Thursday, May 17, 2018

3 solid contra trade ideas from ICICIDirect's Pankaj Pandey

How have you assessed Tata Steel’s performance? 

The numbers for both Tata SteelNSE -2.14 % and JSW have been quite strong. In fact, from EBITDA per tonne perspective, there has been a positive surprise. For both the companies. EBITDA has been in the range of Rs 1500-2000 per tonne. With firmer prices and better value growth, the prospects look quite promising for Tata Steel and JSW. 

The numbers have been quite strong. We would expect these stocks to keep doing well. But between the two, JSW looks more promising given that they have got aggressive expansion plans. 

Tata Steel came out with a good set of numbers but how are you looking at the entire universe of stocks in lieu of the earnings that have been reported thus far? Have you changed your view depending on numbers? 

From a volume growth perspective, there is no major surprise. But on the EBITDA per tonne perspective, there might be. So for JSW, the EBITDA was nearly Rs 12,000 per tonne on domestic business. For Tata Steel, the EBITDA per tonne came out to about Rs 15,800 per tonne and we were expecting somewhere about 14,000 or so. From that perspective, the numbers have come out stronger. The realisations have been quite firm for most of the flat players and we would expect that even for long players, the numbers would come out quite strong. In addition, though the coking coal prices have slightly inched up, with firmer prices we expect the margins to be maintained for both the players. 

With a volume growth of nearly more than 7% expected next year, both the stocks should keep doing well with firmer margins and firmer prices. 

What explains the kind of selling that we have seen in the broader end of the market? Some of the names from the mid and small cap arena, fell almmost 70 to 60 odd per cent on a three-month basis. The index underperformed compared to what the Nifty has done?

The action has been largely stock-specific in the broader markets. With crude prices going up and and inflation expectation getting higher, the multiple expansion for some of these companies could come to a halt and that has played out for them in the past two or three years. 

If the companies are displaying good growth on a standalone basis, then the price performance again would be depend on the kind of earnings growth.
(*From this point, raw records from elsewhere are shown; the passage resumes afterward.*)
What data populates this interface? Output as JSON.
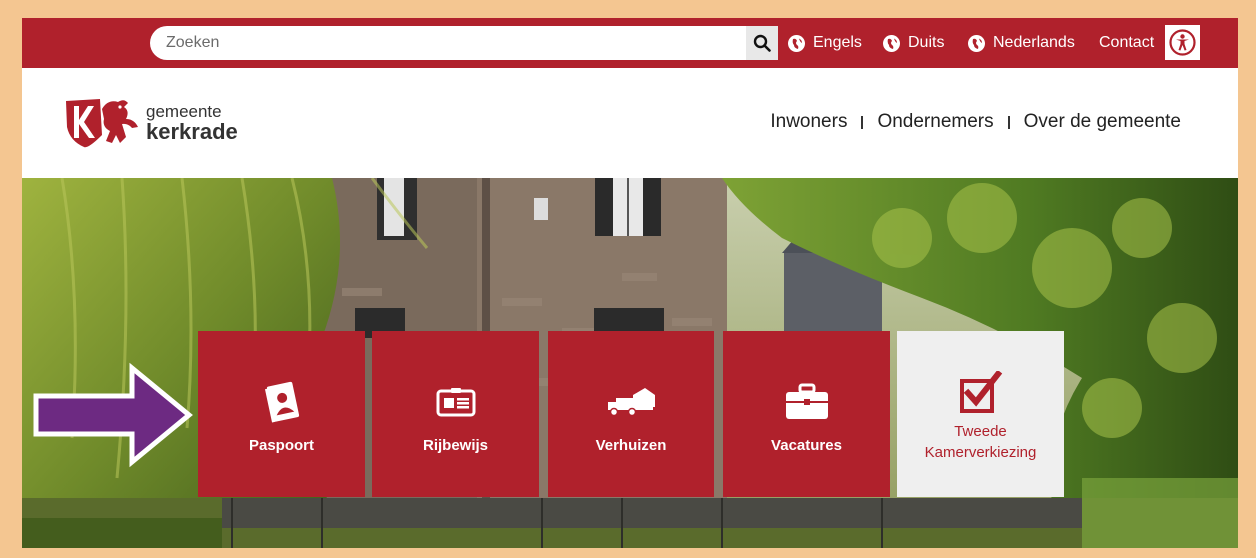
{
  "topbar": {
    "search": {
      "placeholder": "Zoeken",
      "button_icon": "search-icon"
    },
    "languages": [
      {
        "label": "Engels",
        "icon": "globe-icon"
      },
      {
        "label": "Duits",
        "icon": "globe-icon"
      },
      {
        "label": "Nederlands",
        "icon": "globe-icon"
      }
    ],
    "contact_label": "Contact",
    "accessibility_icon": "accessibility-icon"
  },
  "header": {
    "logo": {
      "line1": "gemeente",
      "line2": "kerkrade"
    },
    "nav": [
      "Inwoners",
      "Ondernemers",
      "Over de gemeente"
    ]
  },
  "hero": {
    "tiles": [
      {
        "label": "Paspoort",
        "icon": "passport-icon"
      },
      {
        "label": "Rijbewijs",
        "icon": "id-card-icon"
      },
      {
        "label": "Verhuizen",
        "icon": "moving-truck-icon"
      },
      {
        "label": "Vacatures",
        "icon": "briefcase-icon"
      },
      {
        "label_line1": "Tweede",
        "label_line2": "Kamerverkiezing",
        "icon": "ballot-checkbox-icon"
      }
    ],
    "annotation_icon": "arrow-right-icon"
  },
  "colors": {
    "brand_red": "#b0212c",
    "page_border": "#f4c691",
    "arrow_purple": "#6d2a82",
    "light_tile": "#efefef"
  }
}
If the companies are missing on those parameters, then we are seeing a good crack or good profit taking panning out. But it is a very stock-specific market. Some companies continue to deliver a good set of numbers and in the broader markets,, there are companies where we have seen slippages. The markets have been punishing these stocks as well. I would say it is a very stock-specific market. 

Where would you be contrarian, if at all?
There are certain pockets or themes which we like. For example, if you look at the entire hotel as a space, constructively what we look at is the improvement in ARR plus occupancy rates and since in most of these companies, about 60% of their operating cost is fixed in nature, then with better ARRs and occupancy rates, we expect the entire pack to do well. 

We are quite positive on tyre as a space because last quarter, there was highest CV growth and six or nine months down the line, we would expect that the replacement demand to pick up. Accordingly, all the players like Apollo TyresNSE -1.39 % and JK Tyres should benefit from their replacement demand. 

In addition to that, electrodes companies -- both HEG and Graphite -- came out with a very strong set of numbers and we expect the prices to remain firm for the next few years. Even though these stocks have performed well, we expect the price performance to continue. On better margins and spreads, these stocks do not really look expensive to us. These are the kind of names which we have liked. 

The infra theme is already playing out and we continue to remain positive on the entire infra as a space.